Interest on the Term Loans is generally payable on the earlier of the last day of the interest period applicable to such Eurodollar rate loan and the last day of the Term Loan Facility, as applicable. Interest is payable at the rate per annum of LIBOR plus 7.25%. The Borrowers have the option of paying 3.00% interest per annum in kind by adding such amount to the principal of the Term Loans during no more than five fiscal quarters during the term of the Term Loan Facility.
 
Borrowers and the Company granted to the Term Loan Agent, for the benefit of the Term Loan Lenders, a security interest in substantially all of their respective assets, including receivables, equipment, general intangibles (including intellectual property), inventory, subsidiary stock, real property, and certain other assets.
 
The Term Loan Facility contains a total leverage ratio covenant, tested quarterly.
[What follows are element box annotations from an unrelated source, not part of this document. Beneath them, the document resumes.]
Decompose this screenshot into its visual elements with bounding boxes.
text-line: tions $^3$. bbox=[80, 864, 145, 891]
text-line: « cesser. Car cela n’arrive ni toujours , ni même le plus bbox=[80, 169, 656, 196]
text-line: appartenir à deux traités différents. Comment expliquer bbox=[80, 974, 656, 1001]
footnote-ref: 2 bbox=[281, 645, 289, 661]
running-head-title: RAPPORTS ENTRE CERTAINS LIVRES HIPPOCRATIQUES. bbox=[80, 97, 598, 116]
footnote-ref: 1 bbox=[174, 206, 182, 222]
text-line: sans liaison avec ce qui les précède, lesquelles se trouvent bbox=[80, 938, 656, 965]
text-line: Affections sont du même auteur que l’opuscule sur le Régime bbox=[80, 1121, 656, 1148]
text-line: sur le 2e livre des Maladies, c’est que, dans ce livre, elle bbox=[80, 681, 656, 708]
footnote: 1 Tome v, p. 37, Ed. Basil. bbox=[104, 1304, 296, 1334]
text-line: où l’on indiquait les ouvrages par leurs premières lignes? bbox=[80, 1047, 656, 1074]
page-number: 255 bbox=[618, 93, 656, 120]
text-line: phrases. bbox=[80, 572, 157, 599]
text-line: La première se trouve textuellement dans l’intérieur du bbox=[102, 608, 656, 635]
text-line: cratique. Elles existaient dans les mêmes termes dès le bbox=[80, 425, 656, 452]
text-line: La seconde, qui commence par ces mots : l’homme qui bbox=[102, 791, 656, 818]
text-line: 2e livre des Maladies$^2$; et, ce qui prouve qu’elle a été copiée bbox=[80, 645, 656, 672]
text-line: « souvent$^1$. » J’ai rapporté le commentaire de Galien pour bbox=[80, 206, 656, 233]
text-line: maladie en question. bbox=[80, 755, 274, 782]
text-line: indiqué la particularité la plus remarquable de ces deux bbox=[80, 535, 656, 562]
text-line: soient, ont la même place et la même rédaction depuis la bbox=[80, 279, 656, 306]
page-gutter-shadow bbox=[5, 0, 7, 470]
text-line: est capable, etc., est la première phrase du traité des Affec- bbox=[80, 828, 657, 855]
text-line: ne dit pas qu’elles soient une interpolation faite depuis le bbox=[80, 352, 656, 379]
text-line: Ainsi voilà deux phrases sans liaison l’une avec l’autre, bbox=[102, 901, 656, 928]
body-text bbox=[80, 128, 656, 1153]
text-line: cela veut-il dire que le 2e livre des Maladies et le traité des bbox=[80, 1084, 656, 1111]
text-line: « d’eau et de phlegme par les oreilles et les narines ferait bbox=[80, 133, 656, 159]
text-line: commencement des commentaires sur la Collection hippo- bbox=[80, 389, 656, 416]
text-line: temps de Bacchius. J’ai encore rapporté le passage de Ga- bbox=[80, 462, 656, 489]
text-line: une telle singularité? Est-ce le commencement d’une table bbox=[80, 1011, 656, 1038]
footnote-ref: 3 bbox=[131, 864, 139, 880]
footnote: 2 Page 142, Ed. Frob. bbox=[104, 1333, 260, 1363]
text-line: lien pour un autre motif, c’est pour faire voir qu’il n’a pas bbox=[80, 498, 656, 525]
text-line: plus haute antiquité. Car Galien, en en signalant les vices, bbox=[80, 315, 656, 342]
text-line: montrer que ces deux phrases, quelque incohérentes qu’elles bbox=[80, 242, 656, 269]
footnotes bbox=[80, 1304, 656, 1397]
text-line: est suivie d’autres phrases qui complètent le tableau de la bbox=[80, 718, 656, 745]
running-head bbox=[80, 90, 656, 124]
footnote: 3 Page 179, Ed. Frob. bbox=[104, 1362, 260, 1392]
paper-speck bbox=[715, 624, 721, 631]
The Term Loan Facility also contains customary non-financial covenants relating to the Company and the Borrowers, including limitations on their ability to pay dividends on common stock or preferred stock, and also includes certain events of default, including payment defaults, breaches of representations and warranties, covenant defaults, cross-defaults to other obligations, events of bankruptcy and insolvency, certain ERISA events, judgments in excess of specified amounts, impairments to guarantees and a change of control.
 
In connection with the closing of the Term Loan Facility, the Company also entered into a Guaranty and Suretyship Agreement, dated as of October 10, 2017 (the “Term Loan Guarantee”), pursuant to which the Company affirmed its unconditional guarantee of the payment and performance of all obligations owing by Borrowers to Term Loan Agent, as agent for the benefit of the Term Loan Lenders.
 
The Term Loan Agent and the Agent have entered into an intercreditor agreement governing the relative priority of their security interests granted by the Borrowers and the Guarantor in the collateral, providing that the Agent shall have a first priority security interest in the accounts receivable, inventory, deposit accounts and certain other assets (the “Revolving Credit Priority Collateral”) and the Term Loan Agent shall have a first priority security interest in the equipment, real property, capital stock of subsidiaries and certain other assets (the “Term Loan Priority Collateral”).